Coupez les oignons (à Venise, on utilise ceux de Chioggia, issus de l’arrière pays) et faites-les tremper dans un bol d’eau froide pendant au moins une quarantaine de minutes pour les adoucir.
Vous aurez largement le temps de mettre les raisins secs dans une coupelle remplie d’eau, et d’ouvrir les filets des sardines à libretto sur des assiettes.
Egouttez ensuite les oignons, émincez-les et faites-les blondir dans une poêle à feu doux – avec un couvercle – dans quatre cuillères d’huile d’olive extra vierge et un peu de sel pendant 30 minutes. Au milieu de la cuisson, ajoutez deux feuilles de laurier.
A présent panez les filets de sardine de deux cotés dans de la farine…
Mettez à frire dans une autre poêle de l’huile de colza (ou de tournesol), et déposez-y les filets, d’abord d’un coté et ensuite de l’autre, pour les faire dorer.A fur et à mesure qu’ils seront prêts, mettez-les dans des assiettes plates sur un feuille de sopalin, pour absorber l’huile en excès, et ajoutez du sel.
Revenons aux oignons. Après trente minutes, ajoutez 200 ml de vinaigre et une cuillère de sucre. Augmentez la flamme, faites évaporer le vinaigre et faites réduire.
Egouttez le raisin sec, et mettez les ingrédients les uns sur les autres, dans une terrine pas trop haute dans l’ordre suivant : filets de sardines, oignons, pignons et raisins secs. Répétez l’opération deux fois de suite, et fourrez au milieu deux feuilles de laurier (pas celles de l’huile).
…terminez avec quelques grains de poivre. Laissez reposer au moins 24 heures. Vous verrez, l’aigre doux des oignons et des fruits secs « confit » littéralement les poissons.
Sur ce plat très fort en goût, buvez donc un vin Pinot Bianco dei Colli Euganei, de la province de Padoue.
Ingrédients pour 6 personnes :
600 gr. de sardines
600 gr. d’oignons (blancs)
200 ml de vinaigre de vin blanc
40 gr. des pignons et des raisin sec (de Corinthe)

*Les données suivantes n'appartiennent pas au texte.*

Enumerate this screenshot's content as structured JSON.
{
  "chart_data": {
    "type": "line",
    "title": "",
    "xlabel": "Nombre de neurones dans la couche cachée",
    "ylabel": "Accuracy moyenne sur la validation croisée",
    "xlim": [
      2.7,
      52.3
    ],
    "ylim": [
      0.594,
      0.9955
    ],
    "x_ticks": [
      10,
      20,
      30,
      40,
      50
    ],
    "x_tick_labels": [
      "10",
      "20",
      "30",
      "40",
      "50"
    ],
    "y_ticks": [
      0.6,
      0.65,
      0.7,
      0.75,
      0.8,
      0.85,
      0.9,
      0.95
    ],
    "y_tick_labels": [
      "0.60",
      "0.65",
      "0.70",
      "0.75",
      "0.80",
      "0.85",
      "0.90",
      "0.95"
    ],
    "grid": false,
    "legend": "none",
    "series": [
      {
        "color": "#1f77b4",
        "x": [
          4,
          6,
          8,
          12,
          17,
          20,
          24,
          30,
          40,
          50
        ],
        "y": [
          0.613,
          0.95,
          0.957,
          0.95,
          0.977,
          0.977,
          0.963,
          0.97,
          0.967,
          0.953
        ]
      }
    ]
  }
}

Huile d’olive extra vierge (possiblement bio)
Huile de colza, ou tournesol (bio)
4 feuilles de laurier
1 cuillère de sucre
sel, poivre en grain; farine
j’ai suivi la recette à la lettre en refermant toutefois la sardine avant de la frire. Ça la rend également moins fragile au moment de la sortir du plat. Le résultat est tout à fait concluant et le plaisir de la dégustation sur plusieurs jours compense largement les heures de préparation.